Profiling of the Tox21 chemical collection for mitochondrial function to identify compounds that acutely decrease mitochondrial membrane potential

Abstract

Background: Mitochondrial dysfunction has been implicated in the pathogenesis of a variety of disorders including cancer, diabetes, and neurodegenerative and cardiovascular diseases. Understanding whether different environmental chemicals and druglike molecules impact mitochondrial function represents an initial step in predicting exposure-related toxicity and defining a possible role for such compounds in the onset of various diseases.

Objectives: We sought to identify individual chemicals and general structural features associated with changes in mitochondrial membrane potential (MMP).

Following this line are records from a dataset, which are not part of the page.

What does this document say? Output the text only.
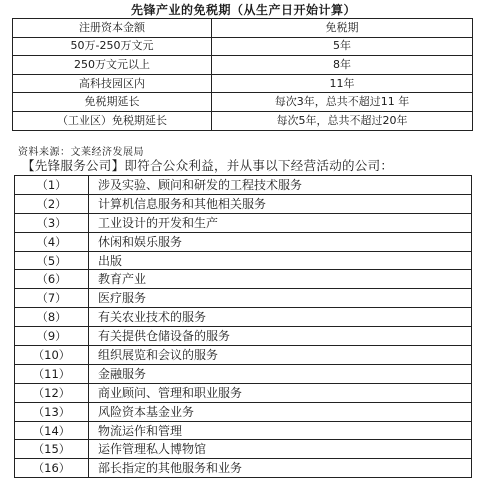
先锋产业的免税期（从生产日开始计算）
注册资本金额	免税期
50万-250万文元	5年
250万文元以上	8年
高科技园区内	11年
免税期延长	每次3年，总共不超过11 年
（工业区）免税期延长	每次5年，总共不超过20年
资料来源：文莱经济发展局
【先锋服务公司】即符合公众利益，并从事以下经营活动的公司：
（1）	涉及实验、顾问和研发的工程技术服务
（2）	计算机信息服务和其他相关服务
（3）	工业设计的开发和生产
（4）	休闲和娱乐服务
（5）	出版
（6）	教育产业
（7）	医疗服务
（8）	有关农业技术的服务
（9）	有关提供仓储设备的服务
（10）	组织展览和会议的服务
（11）	金融服务
（12）	商业顾问、管理和职业服务
（13）	风险资本基金业务
（14）	物流运作和管理
（15）	运作管理私人博物馆
（16）	部长指定的其他服务和业务
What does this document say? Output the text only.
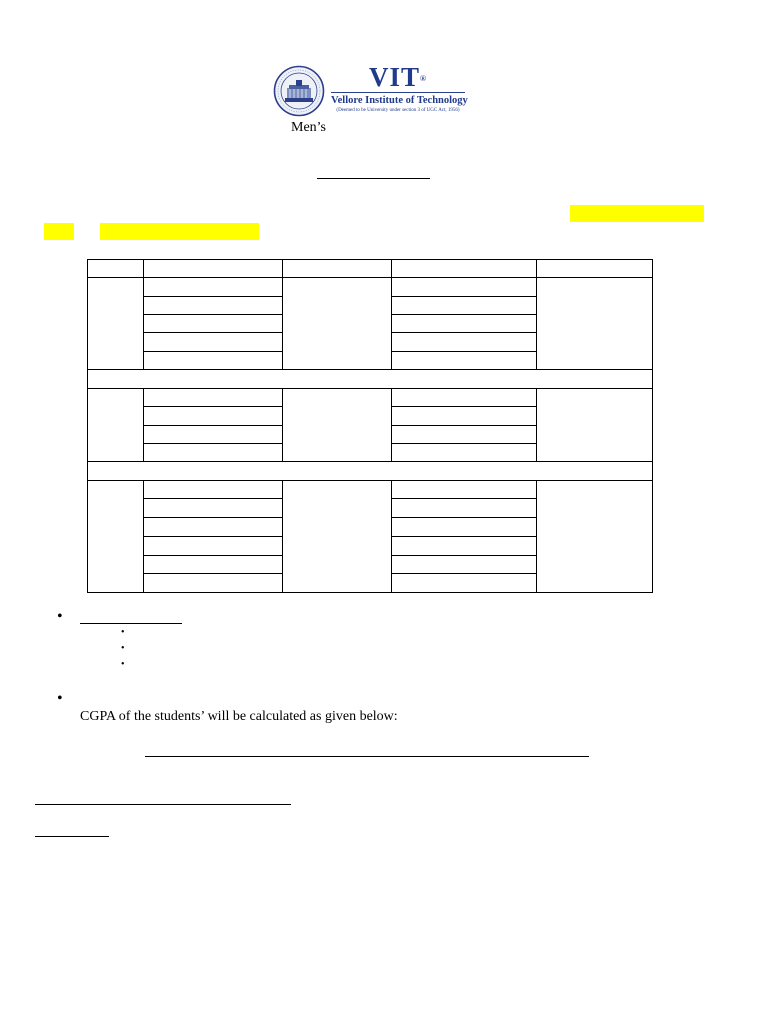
VIT®
Vellore Institute of Technology
(Deemed to be University under section 3 of UGC Act, 1956)
Men’s
•
•
•
•
•
CGPA of the students’ will be calculated as given below:
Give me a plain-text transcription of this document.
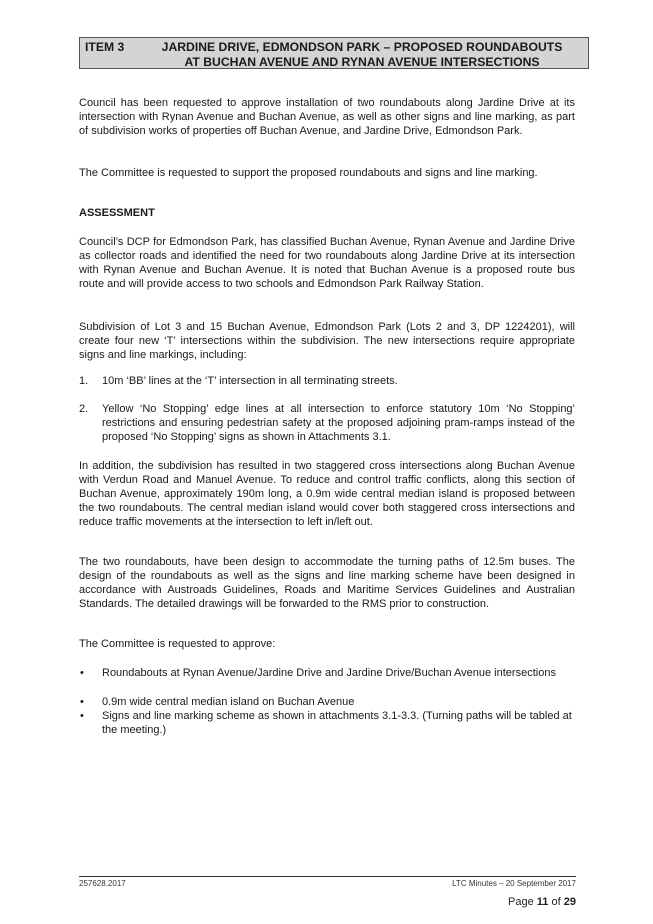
ITEM 3	JARDINE DRIVE, EDMONDSON PARK – PROPOSED ROUNDABOUTS
AT BUCHAN AVENUE AND RYNAN AVENUE INTERSECTIONS

Council has been requested to approve installation of two roundabouts along Jardine Drive at its intersection with Rynan Avenue and Buchan Avenue, as well as other signs and line marking, as part of subdivision works of properties off Buchan Avenue, and Jardine Drive, Edmondson Park.

The Committee is requested to support the proposed roundabouts and signs and line marking.

ASSESSMENT

Council’s DCP for Edmondson Park, has classified Buchan Avenue, Rynan Avenue and Jardine Drive as collector roads and identified the need for two roundabouts along Jardine Drive at its intersection with Rynan Avenue and Buchan Avenue. It is noted that Buchan Avenue is a proposed route bus route and will provide access to two schools and Edmondson Park Railway Station.

Subdivision of Lot 3 and 15 Buchan Avenue, Edmondson Park (Lots 2 and 3, DP 1224201), will create four new ‘T’ intersections within the subdivision. The new intersections require appropriate signs and line markings, including:

1. 10m ‘BB’ lines at the ‘T’ intersection in all terminating streets.
2. Yellow ‘No Stopping’ edge lines at all intersection to enforce statutory 10m ‘No Stopping’ restrictions and ensuring pedestrian safety at the proposed adjoining pram-ramps instead of the proposed ‘No Stopping’ signs as shown in Attachments 3.1.

In addition, the subdivision has resulted in two staggered cross intersections along Buchan Avenue with Verdun Road and Manuel Avenue. To reduce and control traffic conflicts, along this section of Buchan Avenue, approximately 190m long, a 0.9m wide central median island is proposed between the two roundabouts. The central median island would cover both staggered cross intersections and reduce traffic movements at the intersection to left in/left out.

The two roundabouts, have been design to accommodate the turning paths of 12.5m buses. The design of the roundabouts as well as the signs and line marking scheme have been designed in accordance with Austroads Guidelines, Roads and Maritime Services Guidelines and Australian Standards. The detailed drawings will be forwarded to the RMS prior to construction.

The Committee is requested to approve:

• Roundabouts at Rynan Avenue/Jardine Drive and Jardine Drive/Buchan Avenue intersections
• 0.9m wide central median island on Buchan Avenue
• Signs and line marking scheme as shown in attachments 3.1-3.3. (Turning paths will be tabled at the meeting.)
257628.2017	LTC Minutes – 20 September 2017
Page 11 of 29
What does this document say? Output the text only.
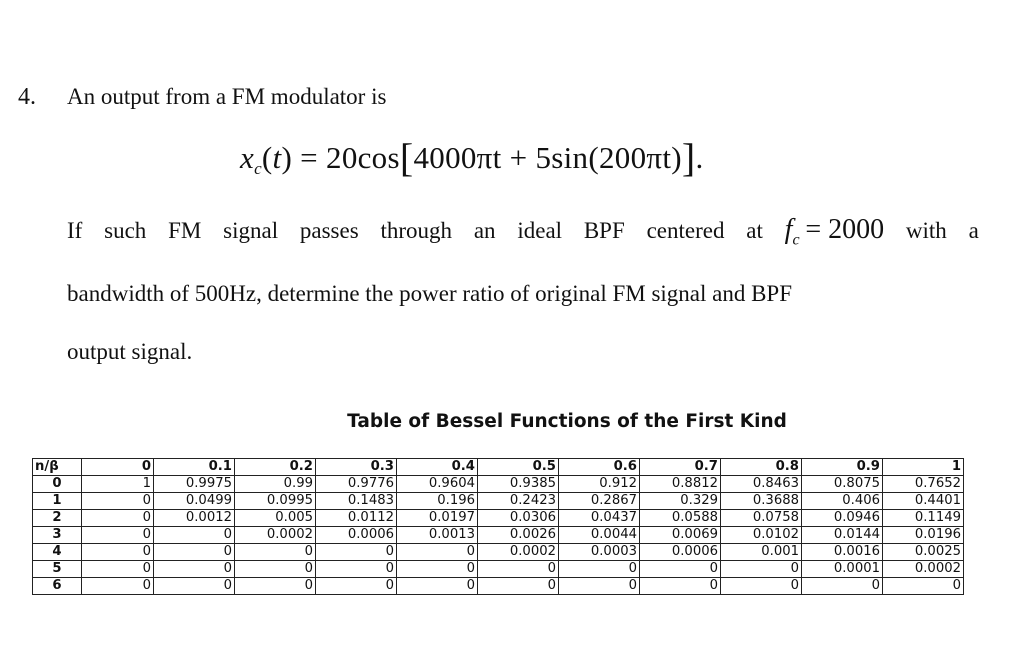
4. An output from a FM modulator is
$x_c(t) = 20\cos[4000\pi t + 5\sin(200\pi t)]$.
If such FM signal passes through an ideal BPF centered at $f_c = 2000$ with a
bandwidth of 500Hz, determine the power ratio of original FM signal and BPF
output signal.
Table of Bessel Functions of the First Kind
n/β	0	0.1	0.2	0.3	0.4	0.5	0.6	0.7	0.8	0.9	1
0	1	0.9975	0.99	0.9776	0.9604	0.9385	0.912	0.8812	0.8463	0.8075	0.7652
1	0	0.0499	0.0995	0.1483	0.196	0.2423	0.2867	0.329	0.3688	0.406	0.4401
2	0	0.0012	0.005	0.0112	0.0197	0.0306	0.0437	0.0588	0.0758	0.0946	0.1149
3	0	0	0.0002	0.0006	0.0013	0.0026	0.0044	0.0069	0.0102	0.0144	0.0196
4	0	0	0	0	0	0.0002	0.0003	0.0006	0.001	0.0016	0.0025
5	0	0	0	0	0	0	0	0	0	0.0001	0.0002
6	0	0	0	0	0	0	0	0	0	0	0
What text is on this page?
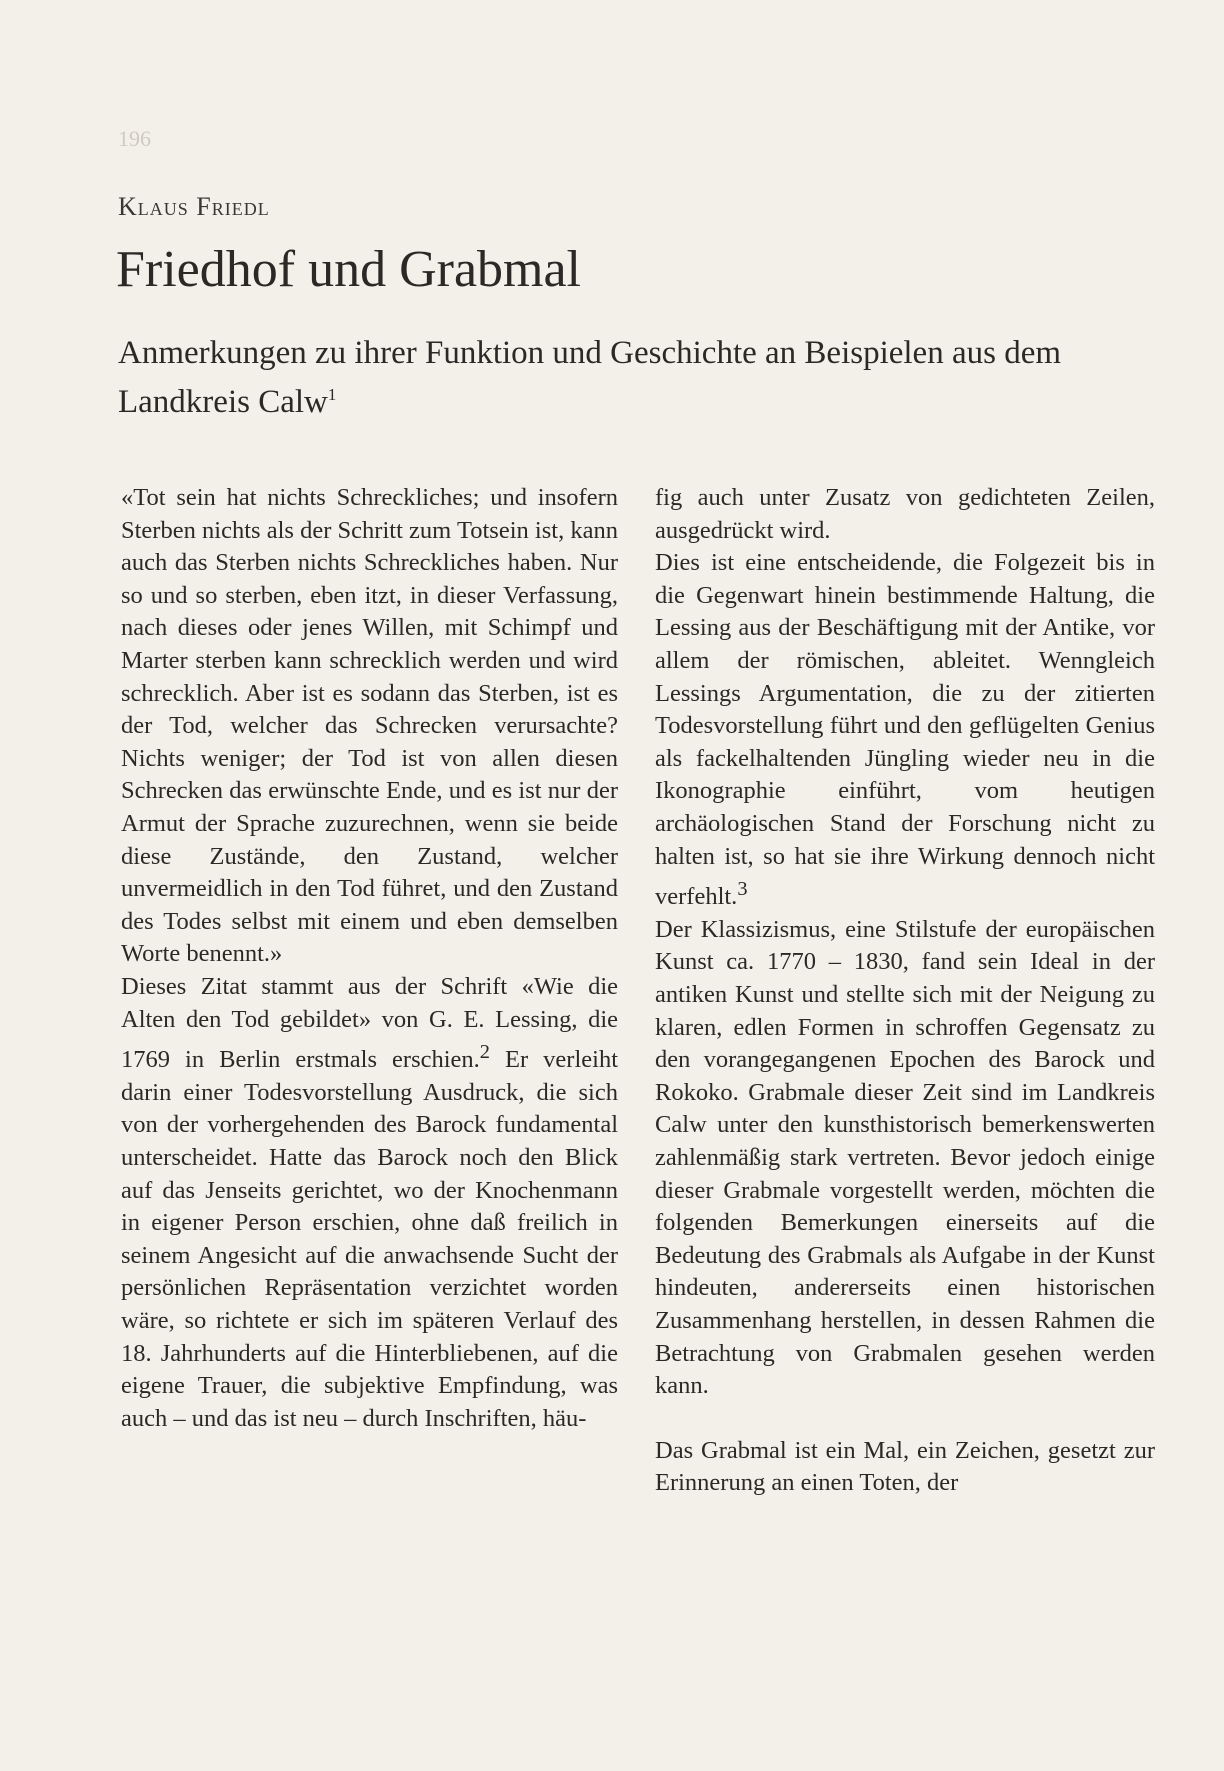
196
Klaus Friedl
Friedhof und Grabmal
Anmerkungen zu ihrer Funktion und Geschichte an Beispielen aus dem Landkreis Calw$^1$

«Tot sein hat nichts Schreckliches; und insofern Sterben nichts als der Schritt zum Totsein ist, kann auch das Sterben nichts Schreckliches haben. Nur so und so sterben, eben itzt, in dieser Verfassung, nach dieses oder jenes Willen, mit Schimpf und Marter sterben kann schrecklich werden und wird schrecklich. Aber ist es sodann das Sterben, ist es der Tod, welcher das Schrecken verursachte? Nichts weniger; der Tod ist von allen diesen Schrecken das erwünschte Ende, und es ist nur der Armut der Sprache zuzurechnen, wenn sie beide diese Zustände, den Zustand, welcher unvermeidlich in den Tod führet, und den Zustand des Todes selbst mit einem und eben demselben Worte benennt.»

Dieses Zitat stammt aus der Schrift «Wie die Alten den Tod gebildet» von G. E. Lessing, die 1769 in Berlin erstmals erschien.$^2$ Er verleiht darin einer Todesvorstellung Ausdruck, die sich von der vorhergehenden des Barock fundamental unterscheidet. Hatte das Barock noch den Blick auf das Jenseits gerichtet, wo der Knochenmann in eigener Person erschien, ohne daß freilich in seinem Angesicht auf die anwachsende Sucht der persönlichen Repräsentation verzichtet worden wäre, so richtete er sich im späteren Verlauf des 18. Jahrhunderts auf die Hinterbliebenen, auf die eigene Trauer, die subjektive Empfindung, was auch – und das ist neu – durch Inschriften, häu-

fig auch unter Zusatz von gedichteten Zeilen, ausgedrückt wird.

Dies ist eine entscheidende, die Folgezeit bis in die Gegenwart hinein bestimmende Haltung, die Lessing aus der Beschäftigung mit der Antike, vor allem der römischen, ableitet. Wenngleich Lessings Argumentation, die zu der zitierten Todesvorstellung führt und den geflügelten Genius als fackelhaltenden Jüngling wieder neu in die Ikonographie einführt, vom heutigen archäologischen Stand der Forschung nicht zu halten ist, so hat sie ihre Wirkung dennoch nicht verfehlt.$^3$

Der Klassizismus, eine Stilstufe der europäischen Kunst ca. 1770 – 1830, fand sein Ideal in der antiken Kunst und stellte sich mit der Neigung zu klaren, edlen Formen in schroffen Gegensatz zu den vorangegangenen Epochen des Barock und Rokoko. Grabmale dieser Zeit sind im Landkreis Calw unter den kunsthistorisch bemerkenswerten zahlenmäßig stark vertreten. Bevor jedoch einige dieser Grabmale vorgestellt werden, möchten die folgenden Bemerkungen einerseits auf die Bedeutung des Grabmals als Aufgabe in der Kunst hindeuten, andererseits einen historischen Zusammenhang herstellen, in dessen Rahmen die Betrachtung von Grabmalen gesehen werden kann.

Das Grabmal ist ein Mal, ein Zeichen, gesetzt zur Erinnerung an einen Toten, der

Methods: We used a multiplexed [two end points in one screen; MMP and adenosine triphosphate (ATP) content] quantitative high throughput screening (qHTS) approach combined with informatics tools to screen the Tox21 library of 10,000 compounds (~ 8,300 unique chemicals) at 15 concentrations each in triplicate to identify chemicals and structural features that are associated with changes in MMP in HepG2 cells.

Results: Approximately 11% of the compounds (913 unique compounds) decreased MMP after 1 hr of treatment without affecting cell viability (ATP content). In addition, 309 compounds decreased MMP over a concentration range that also produced measurable cytotoxicity [half maximal inhibitory concentration (IC50) in MMP assay/IC50 in viability assay ≤ 3; p < 0.05]. More than 11% of the structural clusters that constitute the Tox21 library (76 of 651 clusters) were significantly enriched for compounds that decreased the MMP.

Conclusions: Our multiplexed qHTS approach allowed us to generate a robust and reliable data set to evaluate the ability of thousands of drugs and environmental compounds to decrease MMP. The use of structure-based clustering analysis allowed us to identify molecular features that are likely responsible for the observed activity.

Figure 1

qHTS concentration response data binned into curve classes 1–4. Concentration response [ratio (590 nm/535 nm)] curves for the FCCP control titrations and > 10,000 substances tested, including all the replicates. FCCP is the positive control, and curve class 4 represents the inactive compounds.

Figure 2

Screening statistics. (A) Stability analysis showing the reproducibility of each curve class, calculated using the ratio readout. High-quality curves (i.e., classes 1.1, 1.2, 2.1, 2.2) were more reproducible than other curve types for antagonist activity (inhibitory curve classes); a similar pattern was observed with lower reproducibility for the agonist curves. Class 4 inactive curves were fairly reproducible. (B) Distribution of the results (percent of the total library) based on the combined call using the MMP assay (ratio and independent channels), cell viability, and compound autofluorescence assays.

Figure 3

Structure–activity relationship (SAR) of compounds that decreased MMP. All compounds with associated structures present in the library were clustered, based on structural similarity using the self-organizing map (SOM) algorithm (Kohonen 2006). Each cluster was then evaluated for enrichment for active antagonists (compared with the library average) using Fisher’s exact test. Enriched clusters are shown in red and deficient clusters in blue; scale values represent the log p-value for each cluster. Representative scaffolds are shown for some of the more enriched clusters. The red boxes define regions of molecules that share a common substructure.

Figure 4

Activity of three hydroxybenzophenone isomers (A) and three parabens (B). (A) Changes in the ability of hydroxybenzophenone isomers to decrease MMP; 3-hydroxybenzophenone was the more potent isomer, and 2-hydroxybenzophenone was inactive in this assay. (B) Decreases in MMP for different paraben molecules; activity increased with increasing length of the side chain (and subsequent increase in hydrophobicity).